In high school I was a skinny awkward misfit who sat at the lunch table with the other oddballs with no social life. Perhaps this is why I am uneasy with the rush of high school kids who pack the bus around 2:30 in the afternoon. Suddenly I'm transported back 25 years and kids are slugging me in the stomach until I pass out and wake up staring at the nurses office ceiling, becoming the school's source of laughter for the next month. Harris and Klebold were hardly the first to fantasize about wasting those who ostracized them. Fortunately, punk rock was more my style than semi-automatic weapons.
Riding the Ventura Rapid line back from Target we stop at Winnetka Ave with over fifty Taft High students squirming to get on. At the back door waiting to get off are a teenage girl wearing Sony closed headphones in black jeans and t-shirt and a younger boy talking into his cell phone. The back door does not open, but they just stand their as the Taft students push their way onto the bus. I suppose they recognize the busdriver is busy managing the crowd and has forgotten to open the back door to let them out. After a minute or so, the two of them start looking anxiously towards the front of the bus. Finally, the boy says somewhat weakly "back door," but the door doesn't open.

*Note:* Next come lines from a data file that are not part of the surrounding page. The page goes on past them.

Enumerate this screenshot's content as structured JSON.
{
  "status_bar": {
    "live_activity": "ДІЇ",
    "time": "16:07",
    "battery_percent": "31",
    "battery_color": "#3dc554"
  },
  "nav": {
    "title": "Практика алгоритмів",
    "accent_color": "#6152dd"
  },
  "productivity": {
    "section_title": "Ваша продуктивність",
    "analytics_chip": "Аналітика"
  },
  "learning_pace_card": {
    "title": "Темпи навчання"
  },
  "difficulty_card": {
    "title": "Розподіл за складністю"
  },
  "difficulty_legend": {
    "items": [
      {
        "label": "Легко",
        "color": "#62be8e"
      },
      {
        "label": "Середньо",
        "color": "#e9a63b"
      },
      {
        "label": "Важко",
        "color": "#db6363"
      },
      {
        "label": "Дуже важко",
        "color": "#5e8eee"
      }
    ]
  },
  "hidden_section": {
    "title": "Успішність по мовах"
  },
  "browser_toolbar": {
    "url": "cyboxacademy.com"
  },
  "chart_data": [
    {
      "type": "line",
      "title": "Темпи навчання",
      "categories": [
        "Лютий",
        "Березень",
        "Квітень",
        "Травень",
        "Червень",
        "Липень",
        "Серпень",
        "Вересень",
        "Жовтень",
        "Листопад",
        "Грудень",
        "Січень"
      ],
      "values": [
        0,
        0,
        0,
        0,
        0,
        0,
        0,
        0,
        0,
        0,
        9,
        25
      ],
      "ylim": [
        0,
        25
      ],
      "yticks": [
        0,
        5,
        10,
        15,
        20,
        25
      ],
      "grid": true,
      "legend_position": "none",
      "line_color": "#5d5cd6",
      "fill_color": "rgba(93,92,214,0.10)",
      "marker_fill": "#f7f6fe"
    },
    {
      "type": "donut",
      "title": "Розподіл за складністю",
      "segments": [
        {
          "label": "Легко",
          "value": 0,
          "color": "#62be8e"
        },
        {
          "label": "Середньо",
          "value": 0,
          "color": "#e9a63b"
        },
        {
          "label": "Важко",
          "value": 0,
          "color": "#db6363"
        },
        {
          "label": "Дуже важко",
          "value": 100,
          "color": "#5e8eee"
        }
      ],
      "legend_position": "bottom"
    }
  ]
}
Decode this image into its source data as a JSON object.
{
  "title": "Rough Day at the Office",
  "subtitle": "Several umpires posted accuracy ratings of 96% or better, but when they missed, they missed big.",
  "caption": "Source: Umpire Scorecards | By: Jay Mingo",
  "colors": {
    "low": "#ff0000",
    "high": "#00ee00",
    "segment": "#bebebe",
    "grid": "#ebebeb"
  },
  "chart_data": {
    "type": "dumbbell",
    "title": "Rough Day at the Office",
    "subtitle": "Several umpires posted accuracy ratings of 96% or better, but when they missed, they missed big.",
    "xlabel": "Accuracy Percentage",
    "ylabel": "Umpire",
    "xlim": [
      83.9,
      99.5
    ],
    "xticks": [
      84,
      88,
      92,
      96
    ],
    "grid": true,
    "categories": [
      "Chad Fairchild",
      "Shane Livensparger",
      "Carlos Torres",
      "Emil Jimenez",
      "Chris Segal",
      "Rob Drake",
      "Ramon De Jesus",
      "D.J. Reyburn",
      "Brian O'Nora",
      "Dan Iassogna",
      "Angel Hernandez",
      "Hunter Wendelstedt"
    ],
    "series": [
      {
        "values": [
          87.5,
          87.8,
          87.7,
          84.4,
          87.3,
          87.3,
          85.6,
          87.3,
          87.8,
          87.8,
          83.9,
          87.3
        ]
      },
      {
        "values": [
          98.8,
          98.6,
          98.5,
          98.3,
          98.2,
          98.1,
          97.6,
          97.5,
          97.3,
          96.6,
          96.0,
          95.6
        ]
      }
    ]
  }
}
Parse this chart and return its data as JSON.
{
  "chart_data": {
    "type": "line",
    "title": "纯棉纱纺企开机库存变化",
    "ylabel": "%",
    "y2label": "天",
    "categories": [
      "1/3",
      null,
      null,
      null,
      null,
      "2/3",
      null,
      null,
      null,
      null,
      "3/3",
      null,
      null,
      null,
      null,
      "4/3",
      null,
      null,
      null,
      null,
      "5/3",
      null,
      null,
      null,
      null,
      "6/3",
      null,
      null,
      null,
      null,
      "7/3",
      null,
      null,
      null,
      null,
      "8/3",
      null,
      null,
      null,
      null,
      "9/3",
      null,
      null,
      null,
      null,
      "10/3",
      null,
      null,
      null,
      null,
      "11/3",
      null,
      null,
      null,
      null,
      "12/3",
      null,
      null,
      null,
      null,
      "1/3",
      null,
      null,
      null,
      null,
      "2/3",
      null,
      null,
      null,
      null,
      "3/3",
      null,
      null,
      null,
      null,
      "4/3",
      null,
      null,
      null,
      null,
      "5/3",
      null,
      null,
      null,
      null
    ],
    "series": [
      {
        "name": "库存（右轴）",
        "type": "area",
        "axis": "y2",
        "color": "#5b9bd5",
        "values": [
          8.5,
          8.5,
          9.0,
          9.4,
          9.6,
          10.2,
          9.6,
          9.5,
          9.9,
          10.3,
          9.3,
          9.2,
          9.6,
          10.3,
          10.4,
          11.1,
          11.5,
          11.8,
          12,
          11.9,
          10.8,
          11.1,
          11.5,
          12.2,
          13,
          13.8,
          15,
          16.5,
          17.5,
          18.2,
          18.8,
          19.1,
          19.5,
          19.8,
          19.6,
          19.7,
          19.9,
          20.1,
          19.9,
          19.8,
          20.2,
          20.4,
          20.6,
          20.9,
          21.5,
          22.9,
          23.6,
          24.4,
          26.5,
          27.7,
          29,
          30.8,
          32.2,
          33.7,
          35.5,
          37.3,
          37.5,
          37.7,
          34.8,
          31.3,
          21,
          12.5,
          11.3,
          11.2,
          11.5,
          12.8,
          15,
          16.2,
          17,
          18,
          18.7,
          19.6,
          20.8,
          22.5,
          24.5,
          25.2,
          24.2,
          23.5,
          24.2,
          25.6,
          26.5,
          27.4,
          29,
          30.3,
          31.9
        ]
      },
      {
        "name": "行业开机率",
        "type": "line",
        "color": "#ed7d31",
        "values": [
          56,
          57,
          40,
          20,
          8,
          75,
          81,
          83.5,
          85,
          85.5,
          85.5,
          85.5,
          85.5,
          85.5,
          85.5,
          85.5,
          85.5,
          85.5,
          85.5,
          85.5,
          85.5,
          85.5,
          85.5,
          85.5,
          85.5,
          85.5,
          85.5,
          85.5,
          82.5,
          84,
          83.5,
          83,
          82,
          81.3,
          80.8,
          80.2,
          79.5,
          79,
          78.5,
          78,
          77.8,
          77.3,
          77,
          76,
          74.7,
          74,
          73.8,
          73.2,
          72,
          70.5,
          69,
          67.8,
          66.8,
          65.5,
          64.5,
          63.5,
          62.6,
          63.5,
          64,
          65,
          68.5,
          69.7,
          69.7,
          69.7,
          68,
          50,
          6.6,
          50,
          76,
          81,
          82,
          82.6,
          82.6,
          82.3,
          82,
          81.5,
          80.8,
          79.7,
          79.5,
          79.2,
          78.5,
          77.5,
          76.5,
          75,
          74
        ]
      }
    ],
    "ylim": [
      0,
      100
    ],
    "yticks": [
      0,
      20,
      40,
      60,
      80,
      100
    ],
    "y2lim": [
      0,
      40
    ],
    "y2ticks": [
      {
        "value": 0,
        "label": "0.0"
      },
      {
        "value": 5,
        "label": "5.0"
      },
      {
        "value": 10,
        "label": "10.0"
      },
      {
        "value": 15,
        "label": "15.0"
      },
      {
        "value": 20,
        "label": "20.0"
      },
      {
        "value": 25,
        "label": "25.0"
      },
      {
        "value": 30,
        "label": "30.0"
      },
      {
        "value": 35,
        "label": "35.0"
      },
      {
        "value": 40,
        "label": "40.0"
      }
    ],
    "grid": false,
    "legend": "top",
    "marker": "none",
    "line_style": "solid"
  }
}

All the students are now on and the driver shuts the front door. The bus is packed with chattering high schoolers, many with their cell phones in one ear, seamlessly integrating conversations through real and wireless space. The bus begins to pull away. "Back door!" The boy has apparently lost his patience. The bus stops for a moment, but only until the light turns green, when it starts off again. The girl begins knocking on the door's window. Once again, the bus stops--but the driver's just waiting for a car to pass so he can merge into the center lane. We fly on. The boy waves his hands hopelessly, "what the...?" The girl just stares silently outside the door and the rest of the bus seems oblivious. The next stop is Reseda--a long two and a half miles.
Ah, the humiliations of youth. But it will all be over soon. In a few years she'll have her Associate's in Phlebotomy and earn 30,000 a year drawing blood in a Valley lab. And he'll pull down 12 an hour re-shelving dog-eared books and magazines deposited by dawdlers at the Hollywood Border's--or at least the one in Glendale.